Nous avons également vu la création des tribunaux pénaux internationaux pour le Rwanda et l’Ex-Yougoslavie, ainsi que l’entrée en vigueur du Statut de Rome et la création de la Cour Pénale Internationale.

Le combat contre le recours à la peine de mort est devenu universel avec 142 pays abolitionnistes en droit ou en pratique.

Le bilan des objectifs du Millénaire, adoptés en 2000 par les États membres de l'ONU, a mis en lumière un recul important de l’extrême pauvreté dans le monde.

Ces 70 ans ont vu l’essor d’une société civile enthousiaste, forte, mondiale, véritable contre-pouvoir des autorités et lobbys traditionnels.

Un combat à poursuivre

Ces avancées tangibles, qui concrétisent la vision initiale de la DUDH ne peuvent pourtant pas faire oublier que les droits de milliers de personnes sont encore bafoués et violés, parfois à des niveaux extrêmes et dans tous les pays.

Notre travail au quotidien en atteste quand nous enquêtons pour dénoncer ces violations trop fréquentes et qui sont la stricte négation des droits de la DUDH.

Le droit à la liberté, à l’égalité, à la possibilité de se rassembler pacifiquement, de se former en association, le droit d’aimer qui l’on veut, le droit à l’éducation, à la santé, le droit d’asile, et bien d’autres encore...

Ces droits civils et politiques, et ces droits économiques, sociaux et culturels sont indissociables de notre liberté et de notre émancipation et il nous faut aujourd’hui défendre leur caractère indivisible, interdépendant et inaliénable.

Soixante-dix ans après son adoption, la force morale de la Déclaration universelle des droits de l’homme est indéniable et sa lecture inspirante pour nous tous. Elle est une invitation à l’action.

Les États qui sont censés garantir ces droits, sont souvent les premiers responsables de ces violations. Souvent imités en cela par des acteurs privés, telles que des grandes entreprises.

Leurs actes, mais aussi leurs propos plus ouvertement hostiles ou belliqueux, sont des menaces concrètes à l’encontre les droits humains.

Alors, plus que jamais ces dangers pour les droits humains requièrent notre mobilisation.

Chaque jour dans le monde, des milliers de militants d’Amnesty International mènent avec détermination ce combat pour les droits humains et pour la protection de ceux et celles qui les défendent, souvent au péril de leur liberté, de leur sécurité ou de leur vie.
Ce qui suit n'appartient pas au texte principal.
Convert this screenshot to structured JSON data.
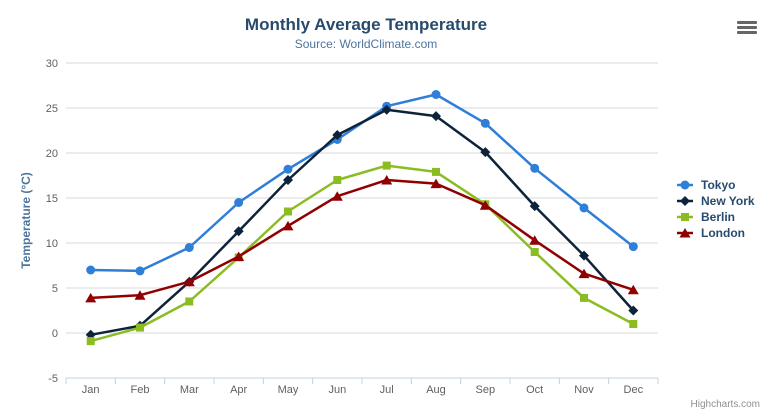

Aujourd’hui défendre les droits humains, c’est aussi et avant tout défendre ces hommes et femmes courageux qui s’engagent pour plus de justice, de dignité et d’égalité.

Leur appel a été solennellement entendu à l’issue du 2nd Sommet mondial des défenseurs, qui a rassemblé plus de 160 d’entre eux à Paris en octobre dernier.

Tous et toutes, militants et défenseurs des droits humains, nous sommes animés par la même conviction qu’il vaut mieux agir que se résigner face aux injustices, que le combat pour les droits n’est pas une utopie et que des victoires sont possibles.

Tous nous partageons la conviction que l’universalité des droits, l’exigence de justice et de réparations quand des violences ont eu lieu ne sont pas une suite de concepts abstraits ou de vœux pieux, mais un socle précieux pour penser et agir notre humanité, avec humanité.